For the last few weeks I have been receiving physical therapy for my neck because, evidently, you don’t get to keep your thirty year old neck when you are in your sixties. That and the fact that when I was in the furniture business I would carry sofas and chairs on my head might have something to do with it.

     These therapists give you all sorts of exercises to do and that’s fine as long as we (I mean, “I”) keep doing them at home. But the main thing they talked to me about was posture. I remember my mother telling me to stand up straight! The teachers back in my day didn’t hesitate to tell us the same thing. But over the years I guess I let my efforts at good posture slip. Turns out that is not a good thing to do!

     As I’ve been going through this process a couple of spiritual applications have come to mind. The first has to do with the matter of exercise. As Paul told Timothy, “But reject profane and old wives fables, and exercise yourself toward godliness. For bodily exercise profits a little, but godliness is profitable for all things, having promise of the life that now is and of that which is to come” (1 Timothy 4:7-8). As good as physical exercise is, spiritual exercise is better.

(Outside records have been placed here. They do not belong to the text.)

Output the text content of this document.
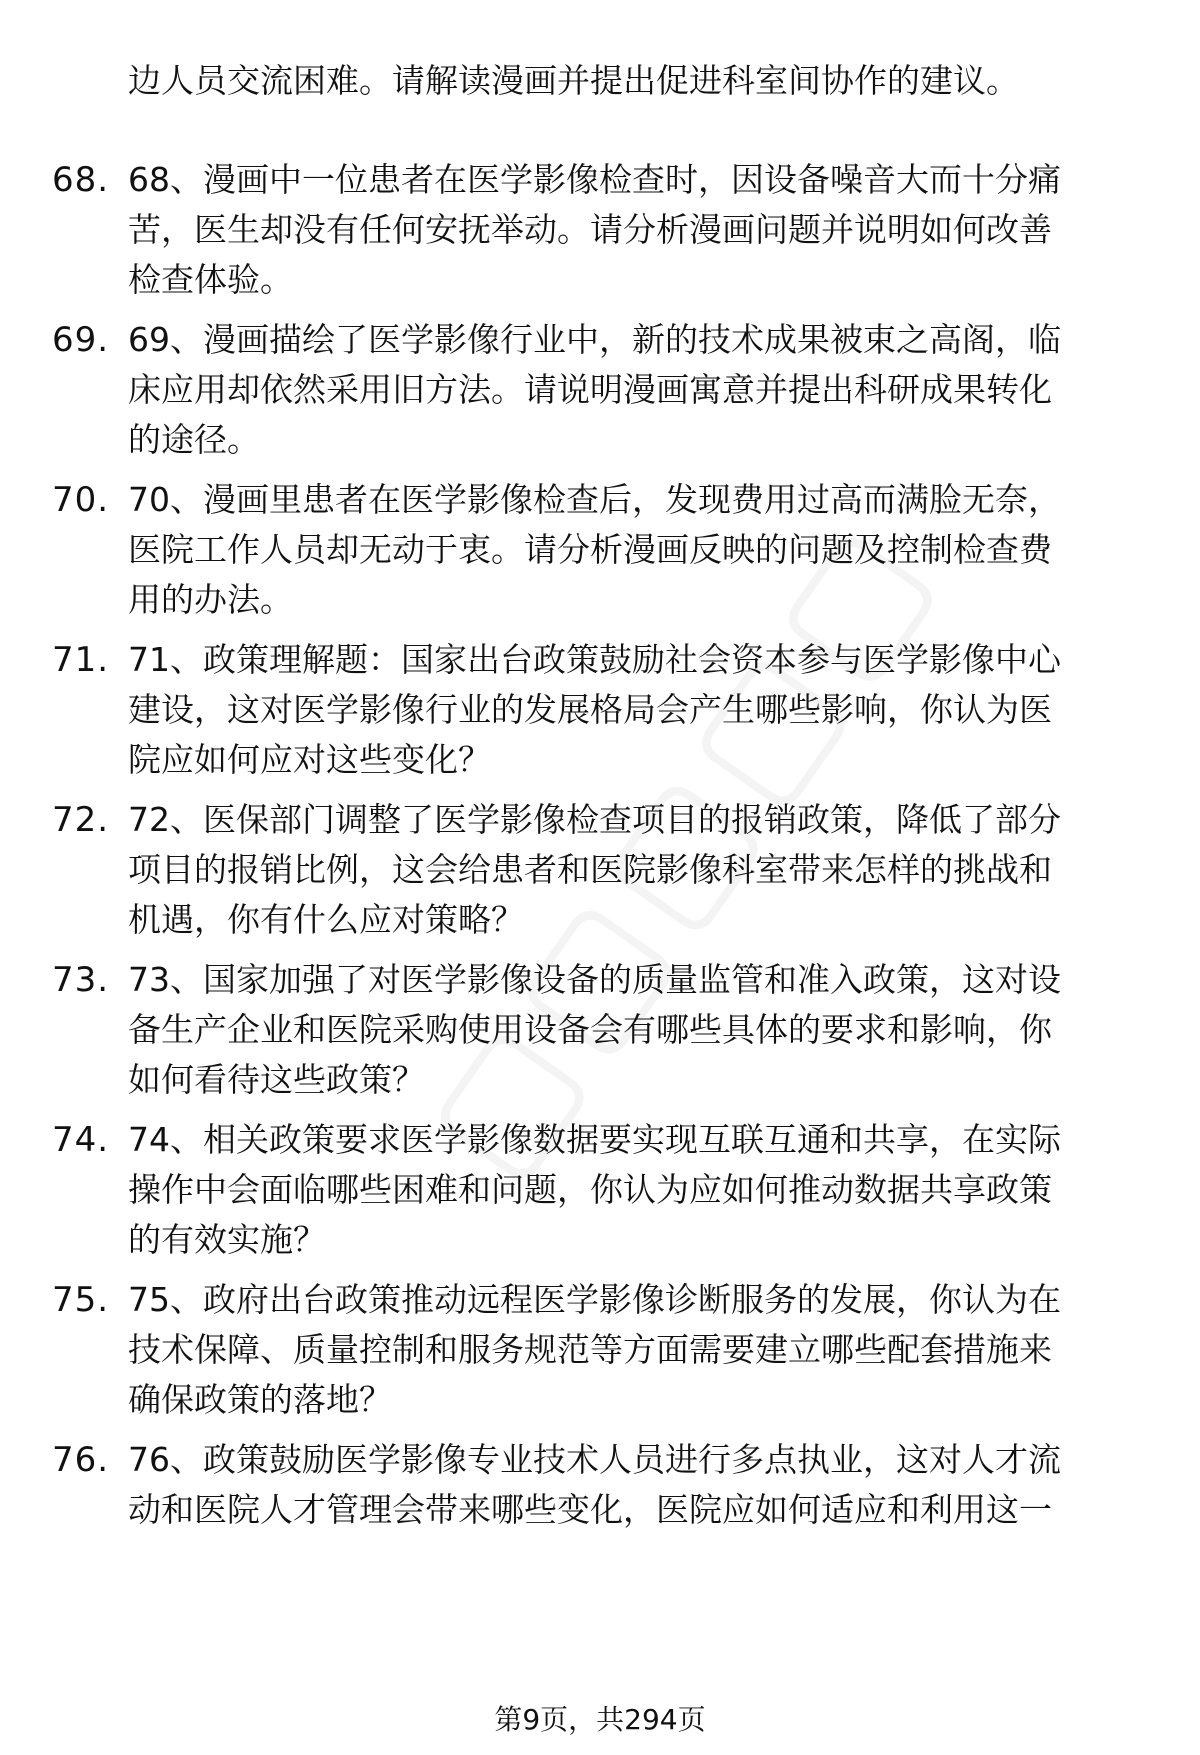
边人员交流困难。请解读漫画并提出促进科室间协作的建议。
68. 68、漫画中一位患者在医学影像检查时，因设备噪音大而十分痛
苦，医生却没有任何安抚举动。请分析漫画问题并说明如何改善
检查体验。
69. 69、漫画描绘了医学影像行业中，新的技术成果被束之高阁，临
床应用却依然采用旧方法。请说明漫画寓意并提出科研成果转化
的途径。
70. 70、漫画里患者在医学影像检查后，发现费用过高而满脸无奈，
医院工作人员却无动于衷。请分析漫画反映的问题及控制检查费
用的办法。
71. 71、政策理解题：国家出台政策鼓励社会资本参与医学影像中心
建设，这对医学影像行业的发展格局会产生哪些影响，你认为医
院应如何应对这些变化？
72. 72、医保部门调整了医学影像检查项目的报销政策，降低了部分
项目的报销比例，这会给患者和医院影像科室带来怎样的挑战和
机遇，你有什么应对策略？
73. 73、国家加强了对医学影像设备的质量监管和准入政策，这对设
备生产企业和医院采购使用设备会有哪些具体的要求和影响，你
如何看待这些政策？
74. 74、相关政策要求医学影像数据要实现互联互通和共享，在实际
操作中会面临哪些困难和问题，你认为应如何推动数据共享政策
的有效实施？
75. 75、政府出台政策推动远程医学影像诊断服务的发展，你认为在
技术保障、质量控制和服务规范等方面需要建立哪些配套措施来
确保政策的落地？
76. 76、政策鼓励医学影像专业技术人员进行多点执业，这对人才流
动和医院人才管理会带来哪些变化，医院应如何适应和利用这一
第9页，共294页
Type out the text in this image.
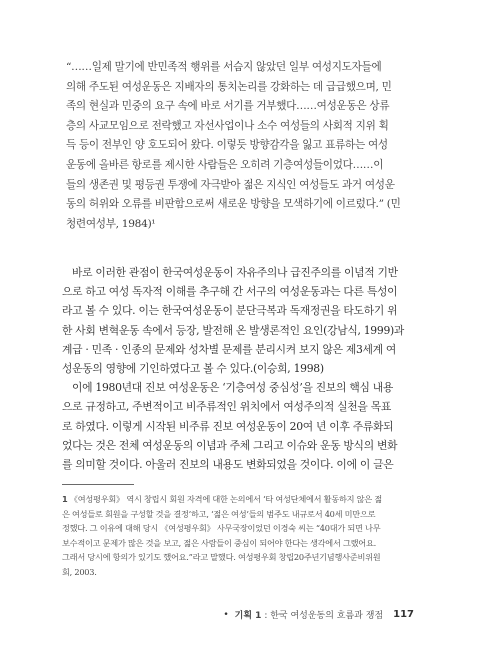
“……일제 말기에 반민족적 행위를 서슴지 않았던 일부 여성지도자들에

의해 주도된 여성운동은 지배자의 통치논리를 강화하는 데 급급했으며, 민

족의 현실과 민중의 요구 속에 바로 서기를 거부했다……여성운동은 상류

층의 사교모임으로 전락했고 자선사업이나 소수 여성들의 사회적 지위 획

득 등이 전부인 양 호도되어 왔다. 이렇듯 방향감각을 잃고 표류하는 여성

운동에 올바른 항로를 제시한 사람들은 오히려 기층여성들이었다……이

들의 생존권 및 평등권 투쟁에 자극받아 젊은 지식인 여성들도 과거 여성운

동의 허위와 오류를 비판함으로써 새로운 방향을 모색하기에 이르렀다.” (민

청련여성부, 1984)¹

바로 이러한 관점이 한국여성운동이 자유주의나 급진주의를 이념적 기반

으로 하고 여성 독자적 이해를 추구해 간 서구의 여성운동과는 다른 특성이

라고 볼 수 있다. 이는 한국여성운동이 분단극복과 독재정권을 타도하기 위

한 사회 변혁운동 속에서 등장, 발전해 온 발생론적인 요인(강남식, 1999)과

계급 · 민족 · 인종의 문제와 성차별 문제를 분리시켜 보지 않은 제3세계 여

성운동의 영향에 기인하였다고 볼 수 있다.(이승희, 1998)

이에 1980년대 진보 여성운동은 ‘기층여성 중심성’을 진보의 핵심 내용

으로 규정하고, 주변적이고 비주류적인 위치에서 여성주의적 실천을 목표

로 하였다. 이렇게 시작된 비주류 진보 여성운동이 20여 년 이후 주류화되

었다는 것은 전체 여성운동의 이념과 주체 그리고 이슈와 운동 방식의 변화

를 의미할 것이다. 아울러 진보의 내용도 변화되었을 것이다. 이에 이 글은

1 《여성평우회》 역시 창립시 회원 자격에 대한 논의에서 ‘타 여성단체에서 활동하지 않은 젊

은 여성들로 회원을 구성할 것을 결정’하고, ‘젊은 여성’들의 범주도 내규로서 40세 미만으로

정했다. 그 이유에 대해 당시 《여성평우회》 사무국장이었던 이경숙 씨는 “40대가 되면 나무

보수적이고 문제가 많은 것을 보고, 젊은 사람들이 중심이 되어야 한다는 생각에서 그랬어요.

그래서 당시에 항의가 있기도 했어요.”라고 말했다. 여성평우회 창립20주년기념행사준비위원

회, 2003.

• 기획 1 : 한국 여성운동의 흐름과 쟁점 117
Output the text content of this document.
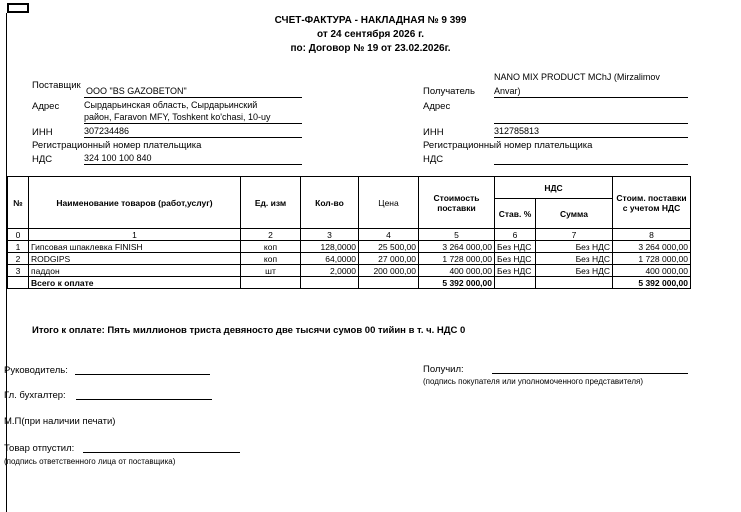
СЧЕТ-ФАКТУРА - НАКЛАДНАЯ № 9 399
от 24 сентября 2026 г.
по: Договор № 19 от 23.02.2026г.
Поставщик ООО "BS GAZOBETON"
Адрес	Сырдарьинская область, Сырдарьинский
район, Faravon MFY, Toshkent ko'chasi, 10-uy
ИНН	307234486
Регистрационный номер плательщика
НДС	324 100 100 840
NANO MIX PRODUCT MChJ (Mirzalimov
Получатель Anvar)
Адрес
ИНН	312785813
Регистрационный номер плательщика
НДС
№	Наименование товаров (работ,услуг)	Ед. изм	Кол-во	Цена	Стоимость поставки	НДС		Стоим. поставки с учетом НДС
						Став. %	Сумма	
0	1	2	3	4	5	6	7	8
1	Гипсовая шпаклевка FINISH	коп	128,0000	25 500,00	3 264 000,00	Без НДС	Без НДС	3 264 000,00
2	RODGIPS	коп	64,0000	27 000,00	1 728 000,00	Без НДС	Без НДС	1 728 000,00
3	паддон	шт	2,0000	200 000,00	400 000,00	Без НДС	Без НДС	400 000,00
	Всего к оплате				5 392 000,00			5 392 000,00
Итого к оплате: Пять миллионов триста девяносто две тысячи сумов 00 тийин в т. ч. НДС 0
Руководитель:
Гл. бухгалтер:
М.П(при наличии печати)
Товар отпустил:
(подпись ответственного лица от поставщика)
Получил:
(подпись покупателя или уполномоченного представителя)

     Spiritual exercise may seem hard to define, but once you think a little, it comes down to living the Christian life. The Christian life can be seen as having three elements: study, prayer and service. Study is the foundation because we would not know how to live this life without direction from God (Jeremiah 10:23) and that direction comes from God’s Word (Romans 10:17, Colossians 3:17, John 14:15). Just like physical exercise, if studying the Word is to do any good, it has to be a continually repeated process. If exercise is to do any good, we cannot quit, thus, we never finish reading and studying God’s Word.

     The same principle applies to our prayer life. “Pray without ceasing” said Paul (1 Thessalonians 5:17). We know this means to have a continual attitude of, or orientation toward, prayer. If we are not praying we are always ready to pray.

     Of course, the same principle applies to the service element of the Christian life. Jesus took the form of a servant (Philippians 2:5-11). We want to be like Him. The Christian who looks to be served instead of for opportunities to serve has misunderstood what it means to be a Christian. Just as with physical exercise, if we stop serving the Lord and doing His will, we will lose the benefits and blessings associated with Christian service.

      Then there is the matter of posture. Physical posture is important; spiritual posture much more so. So my mother said, “Stand up straight!” In the spiritual sense, to stand up straight means to live according to the will of God. If we look a little further into 1 Timothy we see that Paul told him to flee from evil, pursue good things, and fight the good fight of faith (1Timothy 6:11-12). In doing these things Timothy was spiritually standing up straight. Correct spiritual posture is in essence faithfulness to God.

     The word “posture” can also describe an inner attitude portrayed outwardly. One may be seen as having an aggressive or defensive posture. The child of God is a blessed human being. Our posture ought to portray an awareness of that blessedness. Just as I have not always had good physical posture, I’ve not always expressed my relationship with God with the proper spiritual posture. I know I need to do better.

     Let’s remember to “stand up straight” physically and more importantly, spiritually.